A morte de Ali Khamenei constitui “uma violação grave da soberania e da segurança do Irão”, afirmou o Ministério dos Negócios Estrangeiros chinês num comunicado citado pela agência de notícias France-Presse (AFP).
A China disse tratar-se de “um atropelo dos objetivos e princípios da Carta das Nações Unidas e das normas fundamentais das relações internacionais”.
Ali Khamenei, 86 anos, foi morto no sábado em Teerão no início dos ataques de Israel e dos Estados Unidos contra o Irão, que continuaram hoje.

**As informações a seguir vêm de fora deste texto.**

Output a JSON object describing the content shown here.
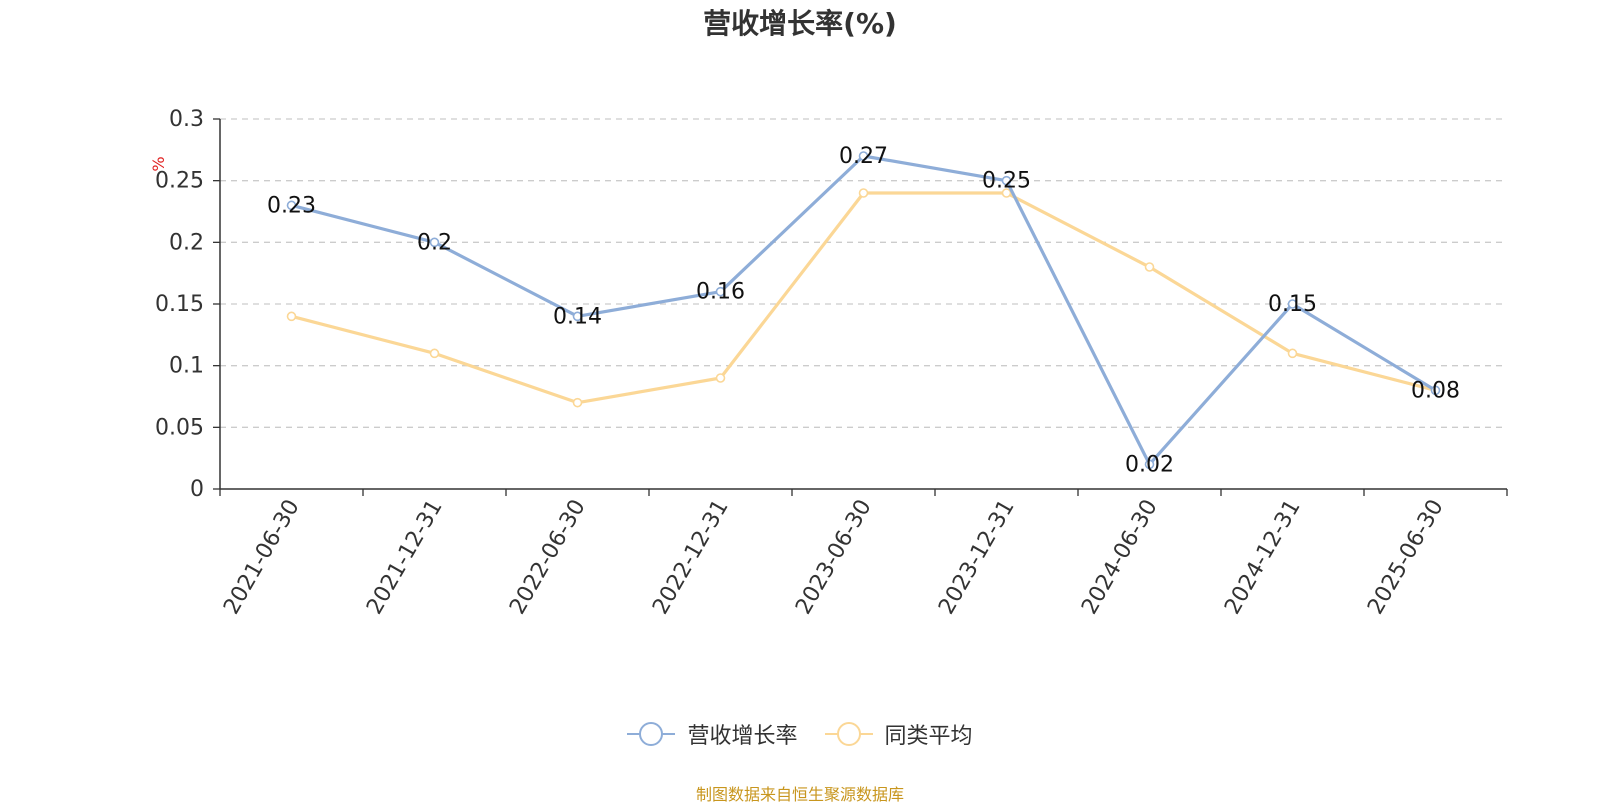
{
  "chart_data": {
    "type": "line",
    "title": "营收增长率(%)",
    "ylabel": "%",
    "ylim": [
      0,
      0.3
    ],
    "y_ticks": [
      0,
      0.05,
      0.1,
      0.15,
      0.2,
      0.25,
      0.3
    ],
    "y_tick_labels": [
      "0",
      "0.05",
      "0.1",
      "0.15",
      "0.2",
      "0.25",
      "0.3"
    ],
    "categories": [
      "2021-06-30",
      "2021-12-31",
      "2022-06-30",
      "2022-12-31",
      "2023-06-30",
      "2023-12-31",
      "2024-06-30",
      "2024-12-31",
      "2025-06-30"
    ],
    "series": [
      {
        "name": "营收增长率",
        "color": "#8eadd8",
        "values": [
          0.23,
          0.2,
          0.14,
          0.16,
          0.27,
          0.25,
          0.02,
          0.15,
          0.08
        ],
        "data_labels": [
          "0.23",
          "0.2",
          "0.14",
          "0.16",
          "0.27",
          "0.25",
          "0.02",
          "0.15",
          "0.08"
        ]
      },
      {
        "name": "同类平均",
        "color": "#fbd796",
        "values": [
          0.14,
          0.11,
          0.07,
          0.09,
          0.24,
          0.24,
          0.18,
          0.11,
          0.08
        ]
      }
    ],
    "grid": true,
    "legend_position": "bottom"
  },
  "source_note": "制图数据来自恒生聚源数据库",
  "colors": {
    "source_note": "#c8961e",
    "axis_unit": "#e02020"
  }
}
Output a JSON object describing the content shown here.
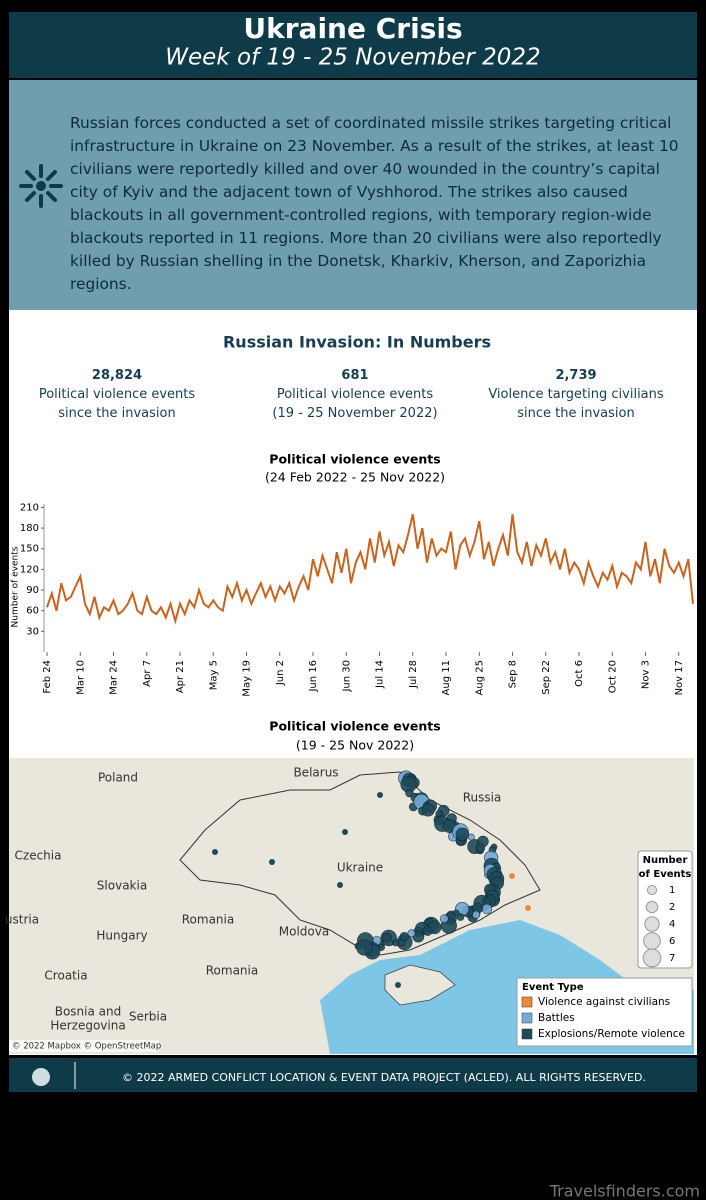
{
  "header": {
    "title": "Ukraine Crisis",
    "subtitle": "Week of 19 - 25 November 2022"
  },
  "summary": "Russian forces conducted a set of coordinated missile strikes targeting critical infrastructure in Ukraine on 23 November. As a result of the strikes, at least 10 civilians were reportedly killed and over 40 wounded in the country’s capital city of Kyiv and the adjacent town of Vyshhorod. The strikes also caused blackouts in all government-controlled regions, with temporary region-wide blackouts reported in 11 regions. More than 20 civilians were also reportedly killed by Russian shelling in the Donetsk, Kharkiv, Kherson, and Zaporizhia regions.",
  "numbers": {
    "title": "Russian Invasion: In Numbers",
    "stats": [
      {
        "value": "28,824",
        "lines": [
          "Political violence events",
          "since the invasion"
        ]
      },
      {
        "value": "681",
        "lines": [
          "Political violence events",
          "(19 - 25 November 2022)"
        ]
      },
      {
        "value": "2,739",
        "lines": [
          "Violence targeting civilians",
          "since the invasion"
        ]
      }
    ]
  },
  "chart_data": {
    "type": "line",
    "title": "Political violence events",
    "subtitle": "(24 Feb 2022 - 25 Nov 2022)",
    "y_label": "Number of events",
    "color": "#c8641e",
    "categories": [
      "Feb 24",
      null,
      null,
      null,
      null,
      null,
      null,
      "Mar 10",
      null,
      null,
      null,
      null,
      null,
      null,
      "Mar 24",
      null,
      null,
      null,
      null,
      null,
      null,
      "Apr 7",
      null,
      null,
      null,
      null,
      null,
      null,
      "Apr 21",
      null,
      null,
      null,
      null,
      null,
      null,
      "May 5",
      null,
      null,
      null,
      null,
      null,
      null,
      "May 19",
      null,
      null,
      null,
      null,
      null,
      null,
      "Jun 2",
      null,
      null,
      null,
      null,
      null,
      null,
      "Jun 16",
      null,
      null,
      null,
      null,
      null,
      null,
      "Jun 30",
      null,
      null,
      null,
      null,
      null,
      null,
      "Jul 14",
      null,
      null,
      null,
      null,
      null,
      null,
      "Jul 28",
      null,
      null,
      null,
      null,
      null,
      null,
      "Aug 11",
      null,
      null,
      null,
      null,
      null,
      null,
      "Aug 25",
      null,
      null,
      null,
      null,
      null,
      null,
      "Sep 8",
      null,
      null,
      null,
      null,
      null,
      null,
      "Sep 22",
      null,
      null,
      null,
      null,
      null,
      null,
      "Oct 6",
      null,
      null,
      null,
      null,
      null,
      null,
      "Oct 20",
      null,
      null,
      null,
      null,
      null,
      null,
      "Nov 3",
      null,
      null,
      null,
      null,
      null,
      null,
      "Nov 17",
      null,
      null,
      null
    ],
    "values": [
      65,
      85,
      60,
      100,
      75,
      80,
      95,
      110,
      70,
      55,
      80,
      50,
      65,
      60,
      75,
      55,
      60,
      70,
      85,
      60,
      55,
      80,
      60,
      55,
      65,
      50,
      70,
      45,
      70,
      55,
      75,
      65,
      90,
      70,
      65,
      75,
      65,
      60,
      95,
      80,
      100,
      75,
      90,
      70,
      85,
      100,
      80,
      95,
      75,
      95,
      85,
      100,
      75,
      95,
      110,
      90,
      135,
      110,
      140,
      120,
      100,
      145,
      115,
      150,
      100,
      130,
      145,
      120,
      165,
      130,
      175,
      140,
      160,
      125,
      155,
      145,
      170,
      200,
      150,
      180,
      130,
      165,
      140,
      150,
      145,
      175,
      120,
      155,
      165,
      140,
      160,
      190,
      135,
      160,
      125,
      150,
      170,
      140,
      200,
      145,
      130,
      160,
      125,
      155,
      140,
      165,
      130,
      145,
      120,
      150,
      115,
      130,
      120,
      100,
      130,
      110,
      95,
      115,
      105,
      125,
      95,
      115,
      110,
      100,
      130,
      120,
      160,
      110,
      135,
      100,
      150,
      125,
      115,
      130,
      110,
      135,
      70
    ],
    "ylim": [
      0,
      215
    ],
    "yticks": [
      30,
      60,
      90,
      120,
      150,
      180,
      210
    ]
  },
  "map": {
    "title": "Political violence events",
    "subtitle": "(19 - 25 Nov 2022)",
    "places": [
      "Poland",
      "Belarus",
      "Russia",
      "Czechia",
      "Slovakia",
      "Ukraine",
      "Romania",
      "Moldova",
      "Hungary",
      "Romania",
      "ustria",
      "Croatia",
      "Bosnia and",
      "Herzegovina",
      "Serbia"
    ],
    "size_legend": {
      "title": [
        "Number",
        "of Events"
      ],
      "sizes": [
        1,
        2,
        4,
        6,
        7
      ]
    },
    "event_legend": {
      "title": "Event Type",
      "items": [
        {
          "name": "Violence against civilians",
          "color": "#f08a32"
        },
        {
          "name": "Battles",
          "color": "#74aad6"
        },
        {
          "name": "Explosions/Remote violence",
          "color": "#1e4a5a"
        }
      ]
    },
    "attribution": "© 2022 Mapbox © OpenStreetMap"
  },
  "footer": "© 2022 ARMED CONFLICT LOCATION & EVENT DATA PROJECT (ACLED). ALL RIGHTS RESERVED.",
  "watermark": "Travelsfinders.com"
}
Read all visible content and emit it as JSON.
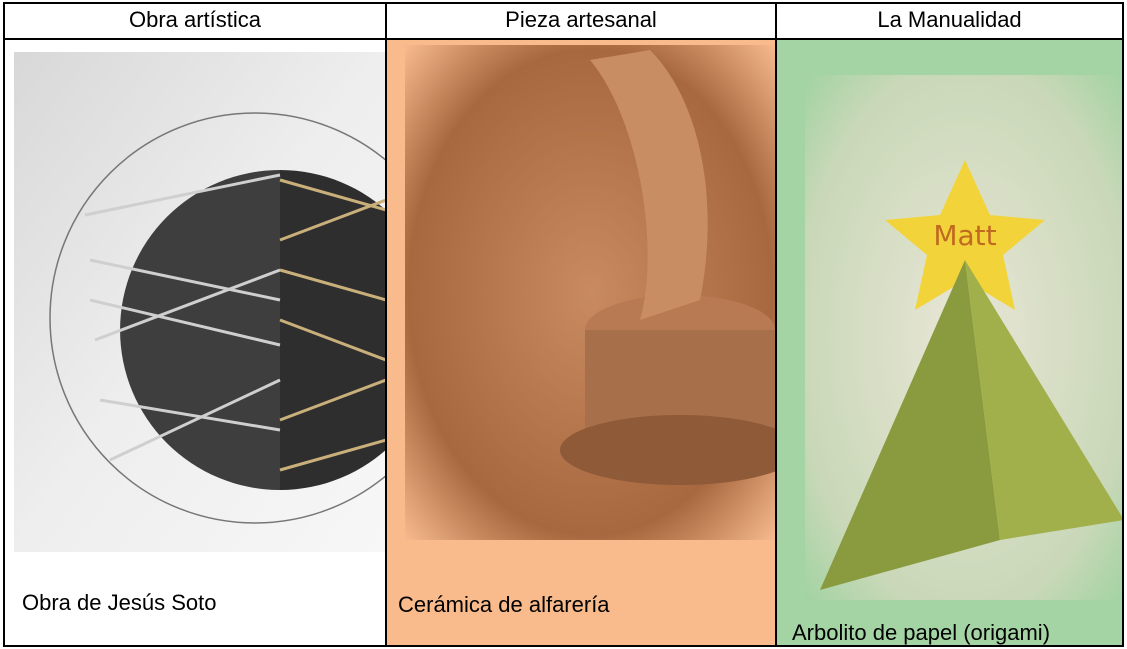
{
  "table": {
    "header": [
      "Obra artística",
      "Pieza artesanal",
      "La Manualidad"
    ],
    "cells": [
      {
        "caption": "Obra de Jesús Soto"
      },
      {
        "caption": "Cerámica de alfarería"
      },
      {
        "caption": "Arbolito de papel (origami)",
        "image_text": "Matt"
      }
    ]
  }
}
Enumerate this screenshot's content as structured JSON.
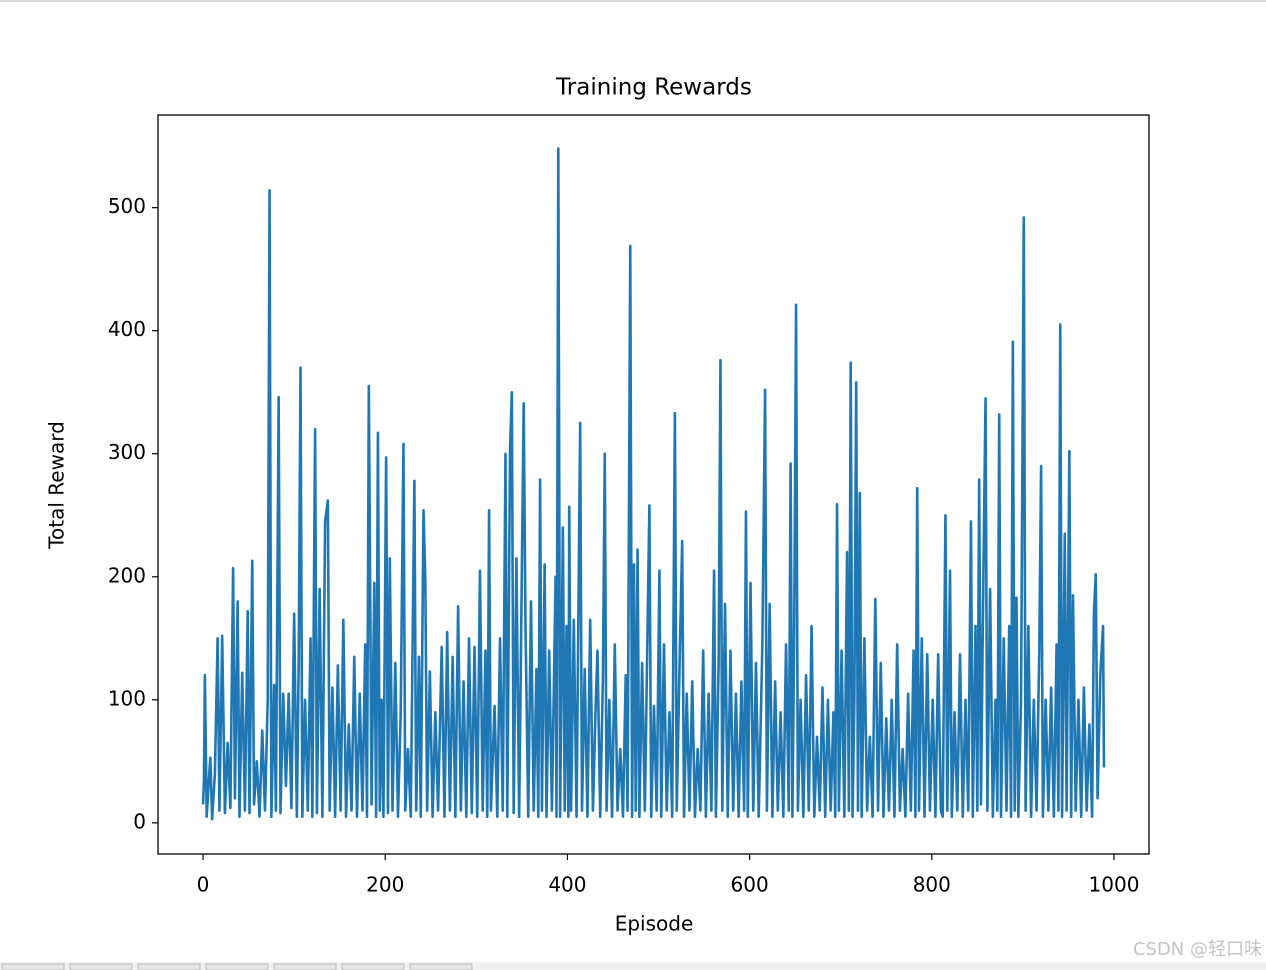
{
  "chart_data": {
    "type": "line",
    "title": "Training Rewards",
    "x_label": "Episode",
    "y_label": "Total Reward",
    "watermark": "CSDN @轻口味",
    "xlim": [
      -49.45,
      1038.45
    ],
    "ylim": [
      -25.3,
      575.3
    ],
    "xticks": [
      0,
      200,
      400,
      600,
      800,
      1000
    ],
    "yticks": [
      0,
      100,
      200,
      300,
      400,
      500
    ],
    "x": [
      0,
      1,
      2,
      4,
      6,
      8,
      10,
      13,
      16,
      18,
      21,
      24,
      27,
      30,
      33,
      35,
      38,
      40,
      43,
      46,
      49,
      51,
      54,
      56,
      59,
      62,
      65,
      68,
      71,
      73,
      75,
      78,
      80,
      83,
      85,
      88,
      91,
      94,
      97,
      100,
      103,
      105,
      107,
      109,
      112,
      115,
      118,
      120,
      123,
      125,
      128,
      131,
      134,
      137,
      139,
      142,
      145,
      148,
      151,
      154,
      157,
      160,
      163,
      166,
      169,
      172,
      175,
      178,
      180,
      182,
      185,
      188,
      190,
      192,
      194,
      196,
      198,
      201,
      203,
      205,
      208,
      211,
      214,
      217,
      220,
      222,
      225,
      228,
      232,
      234,
      237,
      239,
      242,
      244,
      246,
      249,
      252,
      255,
      258,
      262,
      265,
      268,
      271,
      274,
      277,
      280,
      283,
      286,
      289,
      292,
      295,
      298,
      301,
      304,
      307,
      310,
      312,
      314,
      316,
      320,
      323,
      326,
      329,
      332,
      334,
      337,
      339,
      341,
      344,
      347,
      352,
      354,
      357,
      360,
      363,
      366,
      368,
      370,
      372,
      375,
      377,
      380,
      383,
      387,
      388,
      390,
      392,
      395,
      397,
      399,
      401,
      402,
      404,
      407,
      410,
      414,
      416,
      419,
      422,
      425,
      428,
      431,
      433,
      436,
      439,
      441,
      443,
      446,
      449,
      452,
      455,
      458,
      461,
      464,
      466,
      469,
      471,
      473,
      475,
      477,
      479,
      482,
      485,
      488,
      490,
      492,
      495,
      498,
      501,
      503,
      506,
      509,
      512,
      515,
      518,
      520,
      523,
      526,
      528,
      531,
      534,
      537,
      540,
      543,
      546,
      549,
      552,
      555,
      558,
      561,
      563,
      566,
      568,
      570,
      573,
      576,
      579,
      582,
      585,
      588,
      591,
      594,
      596,
      598,
      601,
      604,
      607,
      610,
      614,
      617,
      619,
      622,
      625,
      628,
      631,
      634,
      637,
      640,
      643,
      645,
      647,
      649,
      651,
      653,
      656,
      659,
      662,
      665,
      668,
      671,
      674,
      677,
      680,
      683,
      686,
      689,
      692,
      694,
      696,
      698,
      701,
      704,
      707,
      709,
      711,
      713,
      715,
      717,
      719,
      721,
      723,
      726,
      729,
      732,
      735,
      738,
      741,
      744,
      747,
      750,
      753,
      756,
      759,
      762,
      765,
      768,
      771,
      774,
      777,
      780,
      782,
      784,
      786,
      789,
      792,
      795,
      798,
      801,
      804,
      807,
      810,
      812,
      815,
      817,
      820,
      822,
      825,
      828,
      831,
      834,
      837,
      840,
      843,
      845,
      848,
      850,
      852,
      854,
      856,
      859,
      861,
      864,
      867,
      870,
      872,
      874,
      876,
      879,
      882,
      885,
      887,
      889,
      891,
      893,
      895,
      898,
      901,
      903,
      906,
      909,
      912,
      915,
      918,
      920,
      922,
      925,
      928,
      931,
      934,
      937,
      939,
      941,
      943,
      946,
      948,
      951,
      953,
      955,
      958,
      961,
      964,
      967,
      970,
      973,
      976,
      978,
      980,
      982,
      985,
      988,
      989
    ],
    "series": [
      {
        "name": "Total Reward",
        "color": "#1f77b4",
        "values": [
          15,
          35,
          120,
          5,
          30,
          53,
          3,
          40,
          150,
          10,
          152,
          8,
          65,
          12,
          207,
          20,
          180,
          5,
          122,
          10,
          172,
          8,
          213,
          15,
          50,
          5,
          75,
          10,
          100,
          514,
          5,
          112,
          10,
          346,
          8,
          105,
          30,
          105,
          12,
          170,
          5,
          130,
          370,
          5,
          100,
          10,
          150,
          5,
          320,
          8,
          190,
          5,
          245,
          262,
          10,
          110,
          5,
          128,
          10,
          165,
          5,
          80,
          10,
          135,
          5,
          105,
          10,
          145,
          5,
          355,
          15,
          195,
          5,
          317,
          10,
          100,
          5,
          297,
          8,
          215,
          10,
          130,
          5,
          90,
          308,
          10,
          60,
          5,
          278,
          10,
          135,
          5,
          254,
          197,
          10,
          123,
          5,
          90,
          10,
          143,
          5,
          155,
          10,
          135,
          5,
          176,
          10,
          115,
          5,
          150,
          8,
          143,
          5,
          205,
          10,
          140,
          5,
          254,
          10,
          95,
          5,
          150,
          10,
          300,
          5,
          302,
          350,
          8,
          215,
          5,
          341,
          160,
          5,
          180,
          10,
          125,
          5,
          279,
          10,
          210,
          5,
          140,
          10,
          200,
          5,
          548,
          5,
          240,
          10,
          160,
          5,
          257,
          10,
          165,
          5,
          325,
          10,
          125,
          5,
          165,
          10,
          95,
          140,
          5,
          120,
          300,
          10,
          100,
          5,
          145,
          10,
          60,
          5,
          120,
          10,
          469,
          5,
          210,
          10,
          222,
          5,
          130,
          10,
          160,
          258,
          5,
          95,
          10,
          205,
          5,
          145,
          10,
          90,
          5,
          333,
          10,
          125,
          229,
          5,
          105,
          10,
          115,
          5,
          60,
          10,
          140,
          5,
          105,
          10,
          205,
          5,
          130,
          376,
          10,
          178,
          5,
          140,
          10,
          105,
          5,
          115,
          10,
          253,
          5,
          195,
          10,
          130,
          5,
          145,
          352,
          10,
          178,
          5,
          115,
          10,
          90,
          5,
          145,
          10,
          292,
          5,
          160,
          421,
          10,
          100,
          5,
          120,
          10,
          160,
          5,
          70,
          10,
          110,
          5,
          100,
          10,
          90,
          5,
          259,
          10,
          140,
          5,
          220,
          10,
          374,
          5,
          100,
          358,
          10,
          268,
          5,
          150,
          10,
          70,
          5,
          182,
          10,
          130,
          5,
          85,
          10,
          100,
          5,
          145,
          10,
          60,
          5,
          105,
          10,
          140,
          5,
          272,
          10,
          150,
          5,
          137,
          10,
          100,
          5,
          137,
          10,
          5,
          250,
          10,
          205,
          5,
          90,
          10,
          137,
          5,
          100,
          10,
          245,
          5,
          160,
          10,
          279,
          15,
          160,
          345,
          10,
          190,
          5,
          100,
          10,
          332,
          5,
          150,
          10,
          160,
          5,
          391,
          10,
          183,
          5,
          100,
          492,
          10,
          160,
          5,
          100,
          10,
          140,
          290,
          5,
          100,
          10,
          110,
          5,
          145,
          10,
          405,
          5,
          235,
          10,
          302,
          5,
          185,
          10,
          100,
          5,
          110,
          10,
          80,
          5,
          170,
          202,
          20,
          120,
          160,
          45
        ]
      }
    ]
  }
}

A condenação de Pequim surgiu pouco depois de os meios de comunicação estatais chineses terem noticiado uma chamada telefónica entre o ministro dos Negócios Estrangeiros chinês, Wang Yi, e o homólogo russo, Serguei Lavrov.
Durante a conversa, Wang Yi afirmou que o “assassínio flagrante de um líder soberano e o incitamento a uma mudança de regime” pelos Estados Unidos e Israel eram inaceitáveis.
A China mostrou-se “muito preocupada” com a possibilidade de a situação no Médio Oriente ser “empurrada para um abismo perigoso”, segundo a AFP.
“A comunidade internacional deve enviar uma mensagem nítida e clara de oposição ao regresso do mundo à lei da selva”, afirmou o diplomata chinês.
A posição da China está em linha com a do Presidente russo, Vladimir Putin, que classificou a morte de Ali Khamenei como uma “violação cínica de todas as normas da moral e do direito internacional”.
Pelo menos um cidadão chinês ficou ferido durante os ataques e vários viajantes encontram-se retidos na região.
Pequim reiterou hoje o apelo aos cidadãos da China para que abandonem o Irão “o mais rapidamente possível”.
Referiu que os detentores de passaportes chineses podem sair por via terrestre, sem necessidade de visto, para o Azerbaijão, Arménia e Turquia.
Israel e os Estados Unidos iniciaram no sábado uma vasta operação militar contra o Irão de que resultou já a morte de vários dirigentes políticos e militares da República Islâmica, além de Ali Khamenei.
Trump deu indicações de que a operação visava o derrube do regime do Irão e incitou o povo iraniano a tomar o poder após a intervenção militar conjunta com Israel.